Kristy Hutter
kristyhutter@gmail.com

Combine an expensive, easily transportable gadget with an unlocked bay window on the first floor and you get a thief’s dream.

Laptops are a growing commodity among Halifax robbers, and many of those who suffer at the hands of these thieves are students.

Take the most recent victim of this heinous crime: me, a University of King’s College student living two blocks away from campus with too small a bank account to replace the most expensive thing she owns.

After a hard day in The Commoner newsroom, I came home to find an empty space where the keeper of all schoolwork, photos, and music sat a mere six hours before.

Of course, theft was initially out of the question, but when I searched my roommate’s room and discovered her laptop (and both of our chargers) missing, I stopped denying it – we had been robbed.

The police officer who came to investigate told me break-ins resulting in stolen laptops happen several times a day.

He said criminals typically wipe the hard drive clean and then sell it on the Internet. So I didn’t have to worry about my initial reaction – that some mean man was scouring pictures of my latest escapades downtown, or my last beach vacation in Georgia.

Halifax Regional Police spokesperson Brian Palmeter said student houses are the main targets of these crimes. He said daylight robberies may go unnoticed because most people are at work or school during the day and, even if an onlooker were to see a young person crawling through a student house’s window, it may just look like he or she was locked out.

“It’s not difficult to determine which houses are student houses,” he said. “Whether it be the Canadian flag in the window for curtains or the beer bottles on the porch, they are traditionally student houses.So in a lot of cases, they are easier marks.”

So what happens to a laptop after it has been taken from its rightful owner?

If the police recover a stolen laptop, they take it in and process it as evidence for the crime. They may not even be able to give it back to its lawful owner.

Palmeter said it is important to record your laptop’s serial number and even mark it up in any way that may make it uniquely identifiable, or else there is no way of telling it is yours.

Most of the time, they are not recovered. He said they usually don’t end up in pawnshops and are typically sold on eBay. He said
computer thieves don’t have to worry about the laptop’s resale value so they take anything they can get.

“They will go for as low as a hundred bucks because whatever they sell it for is pure profit.”

The most personalized item
debt-ridden students own is snatched and sold for $100 and they are then obligated to scrounge up a grand, or more, to buy a new one.

There should be an “I’ve been robbed” discount at PCPC, the Dalhousie University campus computer store – robbery being a common reason for new laptop purchases, according to one salesperson.

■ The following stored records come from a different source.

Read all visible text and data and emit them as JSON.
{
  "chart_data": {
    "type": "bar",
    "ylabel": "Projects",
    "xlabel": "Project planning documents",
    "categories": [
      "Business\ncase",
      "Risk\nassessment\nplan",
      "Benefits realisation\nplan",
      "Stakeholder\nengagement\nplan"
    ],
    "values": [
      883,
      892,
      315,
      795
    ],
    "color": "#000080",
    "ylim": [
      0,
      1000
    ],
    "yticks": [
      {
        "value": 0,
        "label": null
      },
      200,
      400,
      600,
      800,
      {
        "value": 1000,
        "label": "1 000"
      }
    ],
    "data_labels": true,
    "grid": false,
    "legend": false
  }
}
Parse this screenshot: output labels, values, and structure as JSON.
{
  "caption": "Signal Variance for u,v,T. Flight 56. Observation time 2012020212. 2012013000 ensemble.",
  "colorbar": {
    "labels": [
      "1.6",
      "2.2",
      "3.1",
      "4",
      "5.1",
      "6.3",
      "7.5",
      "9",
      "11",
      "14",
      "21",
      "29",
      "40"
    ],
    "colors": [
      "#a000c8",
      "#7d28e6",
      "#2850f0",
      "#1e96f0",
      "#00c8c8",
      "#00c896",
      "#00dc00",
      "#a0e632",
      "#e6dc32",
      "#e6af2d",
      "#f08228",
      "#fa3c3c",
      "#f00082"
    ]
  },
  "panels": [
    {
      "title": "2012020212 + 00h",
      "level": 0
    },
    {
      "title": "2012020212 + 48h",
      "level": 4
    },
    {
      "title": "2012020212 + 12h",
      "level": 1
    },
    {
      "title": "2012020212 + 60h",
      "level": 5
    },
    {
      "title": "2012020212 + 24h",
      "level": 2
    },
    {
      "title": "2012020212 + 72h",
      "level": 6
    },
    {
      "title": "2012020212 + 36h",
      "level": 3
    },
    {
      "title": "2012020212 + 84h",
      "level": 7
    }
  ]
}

Some may consider laptop thievery a blessing in disguise. Take my roommate, for example. She is ecstatic with her new MacBook Pro. After all, her five-year-old Dell beast was stolen along with my 2 year-old MacBook. Yes, it is unfortunate that her pictures and music are being emptied into the unknown black hole of computer “recycle bins” (probably at this very moment), but she needed a new one anyway.

Perhaps it was the term “violated” that really got me thinking about being robbed. A stranger entered our home through the only window we forgot to lock that day, lifted my laptop, maybe even taking a moment to admire pictures of my friends and family that adorn my dresser on his or her way out, and left me broke (more so than before) and memory-less.

So please, fellow students living in this city, lock your windows and back up your data because some day, it could all be gone.

And fool the thieves – buy some real curtains.